題目:
Implement next permutation, which rearranges numbers into the lexicographically next greater permutation of numbers.
If such arrangement is not possible, it must rearrange it as the lowest possible order (ie, sorted in ascending order).
The replacement must be in-place, do not allocate extra memory.

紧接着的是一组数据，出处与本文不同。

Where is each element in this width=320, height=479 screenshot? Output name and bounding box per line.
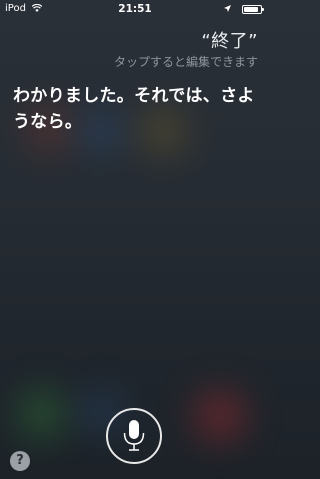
tap-to-edit-hint[interactable]: タップすると編集できます [114,53,258,70]
microphone-icon [123,420,145,451]
location-arrow-icon [224,5,231,12]
siri-query-text[interactable]: “終了” [201,27,258,53]
background-blur [194,390,246,442]
status-bar: iPod 21:51 [0,0,270,18]
background-blur [18,390,66,438]
battery-icon [242,5,264,14]
microphone-button[interactable] [106,408,162,464]
battery-level [244,7,259,12]
help-button[interactable]: ? [10,451,30,471]
siri-response-text: わかりました。それでは、さようなら。 [13,86,255,132]
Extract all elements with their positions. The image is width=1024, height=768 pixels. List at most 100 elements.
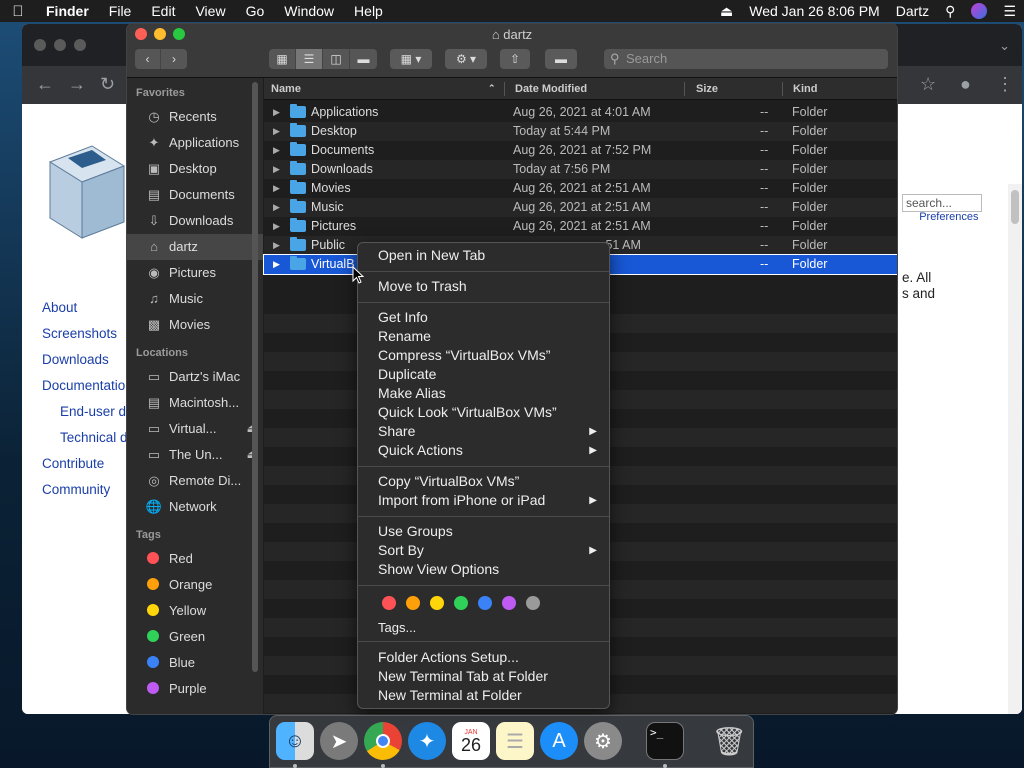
sidebar-item-imac[interactable]: ▭ Dartz's iMac [127,364,263,390]
chrome-icon[interactable] [364,722,402,760]
safari-icon[interactable]: ✦ [408,722,446,760]
disclosure-triangle-icon[interactable]: ▶ [273,221,280,232]
spotlight-icon[interactable]: ⚲ [937,3,963,20]
menu-item-quick-actions[interactable]: Quick Actions ▶ [378,441,597,460]
table-row[interactable]: ▶ Movies Aug 26, 2021 at 2:51 AM -- Folder [264,179,897,198]
menu-finder[interactable]: Finder [36,3,99,19]
action-button[interactable]: ⚙ ▾ [445,49,487,69]
nav-about[interactable]: About [42,300,133,326]
disclosure-triangle-icon[interactable]: ▶ [273,145,280,156]
calendar-icon[interactable]: JAN 26 [452,722,490,760]
menu-go[interactable]: Go [236,3,275,19]
menu-file[interactable]: File [99,3,142,19]
sidebar-item-tag-purple[interactable]: Purple [127,676,263,702]
column-divider[interactable] [782,82,783,96]
disclosure-triangle-icon[interactable]: ▶ [273,183,280,194]
sidebar-item-dartz[interactable]: ⌂ dartz [127,234,263,260]
preferences-link[interactable]: Preferences [919,211,978,223]
notes-icon[interactable]: ☰ [496,722,534,760]
zoom-dot[interactable] [74,39,86,51]
tag-green-dot-icon[interactable] [454,596,468,610]
group-button[interactable]: ▦ ▾ [390,49,432,69]
menu-item-share[interactable]: Share ▶ [378,422,597,441]
sidebar-item-applications[interactable]: ✦ Applications [127,130,263,156]
chevron-down-icon[interactable]: ⌄ [999,38,1010,54]
nav-documentation[interactable]: Documentation [42,378,133,404]
finder-icon[interactable]: ☺ [276,722,314,760]
site-search-input[interactable]: search... [902,194,982,212]
profile-icon[interactable]: ● [960,74,971,95]
menubar-clock[interactable]: Wed Jan 26 8:06 PM [741,3,887,19]
column-divider[interactable] [504,82,505,96]
list-view-icon[interactable]: ☰ [296,49,323,69]
gallery-view-icon[interactable]: ▬ [350,49,377,69]
share-button[interactable]: ⇧ [500,49,530,69]
back-icon[interactable]: ← [36,74,54,95]
sidebar-item-tag-orange[interactable]: Orange [127,572,263,598]
column-divider[interactable] [684,82,685,96]
icon-view-icon[interactable]: ▦ [269,49,296,69]
apple-icon[interactable]:  [0,3,36,20]
menu-item-show-view-options[interactable]: Show View Options [378,560,597,579]
forward-button[interactable]: › [161,49,187,69]
sidebar-item-tag-yellow[interactable]: Yellow [127,598,263,624]
trash-icon[interactable]: 🗑 [710,722,748,760]
nav-community[interactable]: Community [42,482,133,508]
close-dot[interactable] [34,39,46,51]
tag-yellow-dot-icon[interactable] [430,596,444,610]
scroll-thumb[interactable] [1011,190,1019,224]
reload-icon[interactable]: ↻ [100,74,115,95]
system-preferences-icon[interactable]: ⚙ [584,722,622,760]
menu-help[interactable]: Help [344,3,393,19]
table-row[interactable]: ▶ Downloads Today at 7:56 PM -- Folder [264,160,897,179]
disclosure-triangle-icon[interactable]: ▶ [273,107,280,118]
sidebar-item-tag-green[interactable]: Green [127,624,263,650]
menu-item-quick-look[interactable]: Quick Look “VirtualBox VMs” [378,403,597,422]
column-view-icon[interactable]: ◫ [323,49,350,69]
menu-item-tags[interactable]: Tags... [378,618,597,637]
sidebar-item-desktop[interactable]: ▣ Desktop [127,156,263,182]
menu-item-move-to-trash[interactable]: Move to Trash [378,277,597,296]
sidebar-item-documents[interactable]: ▤ Documents [127,182,263,208]
terminal-icon[interactable]: >_ [646,722,684,760]
menu-window[interactable]: Window [274,3,344,19]
sidebar-item-music[interactable]: ♫ Music [127,286,263,312]
menu-item-sort-by[interactable]: Sort By ▶ [378,541,597,560]
tag-red-dot-icon[interactable] [382,596,396,610]
table-row[interactable]: ▶ Applications Aug 26, 2021 at 4:01 AM -- Fo… [264,103,897,122]
forward-icon[interactable]: → [68,74,86,95]
menu-edit[interactable]: Edit [141,3,185,19]
table-row[interactable]: ▶ Documents Aug 26, 2021 at 7:52 PM -- Folde… [264,141,897,160]
column-header-name[interactable]: Name [271,83,301,95]
menu-item-open-new-tab[interactable]: Open in New Tab [378,246,597,265]
menu-item-get-info[interactable]: Get Info [378,308,597,327]
disclosure-triangle-icon[interactable]: ▶ [273,164,280,175]
browser-scrollbar[interactable] [1008,184,1022,714]
minimize-dot[interactable] [54,39,66,51]
disclosure-triangle-icon[interactable]: ▶ [273,259,280,270]
siri-icon[interactable] [971,3,988,19]
sidebar-item-downloads[interactable]: ⇩ Downloads [127,208,263,234]
column-header-date[interactable]: Date Modified [515,83,587,95]
menu-item-new-terminal-tab[interactable]: New Terminal Tab at Folder [378,667,597,686]
sidebar-item-virtual[interactable]: ▭Virtual...⏏ [127,416,263,442]
tag-button[interactable]: ▬ [545,49,577,69]
menu-item-duplicate[interactable]: Duplicate [378,365,597,384]
disclosure-triangle-icon[interactable]: ▶ [273,202,280,213]
menu-item-folder-actions[interactable]: Folder Actions Setup... [378,648,597,667]
more-icon[interactable]: ⋮ [996,74,1014,95]
sidebar-item-the-un[interactable]: ▭The Un...⏏ [127,442,263,468]
menu-item-compress[interactable]: Compress “VirtualBox VMs” [378,346,597,365]
table-row[interactable]: ▶ Desktop Today at 5:44 PM -- Folder [264,122,897,141]
table-row[interactable]: ▶ Music Aug 26, 2021 at 2:51 AM -- Folder [264,198,897,217]
disclosure-triangle-icon[interactable]: ▶ [273,240,280,251]
nav-technical[interactable]: Technical d [42,430,133,456]
eject-icon[interactable]: ⏏ [712,3,741,20]
star-icon[interactable]: ☆ [920,74,936,95]
disclosure-triangle-icon[interactable]: ▶ [273,126,280,137]
sidebar-item-tag-blue[interactable]: Blue [127,650,263,676]
sidebar-item-macintosh-hd[interactable]: ▤ Macintosh... [127,390,263,416]
column-header-kind[interactable]: Kind [793,83,817,95]
tag-purple-dot-icon[interactable] [502,596,516,610]
menu-item-copy[interactable]: Copy “VirtualBox VMs” [378,472,597,491]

Here are some examples. Inputs are in the left-hand column and its corresponding outputs are in the right-hand column.
1,2,3 → 1,3,2
3,2,1 → 1,2,3
1,1,5 → 1,5,1
鏈接:Next Permutation
解法:求下一個全排列,從後向前找到第一個順序對,將後者插入前者之前,並反轉中間部分。同時可以使用next_permutation庫函數直接解決。時間O(n^2)
class Solution {
public:
void nextPermutation(vector<int>& nums) {
int i, j;
for (i = nums.size() - 2; i >= 0; --i) {
if (nums[i] < nums[i + 1]) break;
}
for (j = nums.size() - 1; j >= i ; --j) {
if (nums[j] > nums[i]) break;
}
if (i >= 0) {
swap(nums[i], nums[j]);
}
reverse(nums.begin() + i + 1, nums.end());
return;
}
};Runtime: 12 ms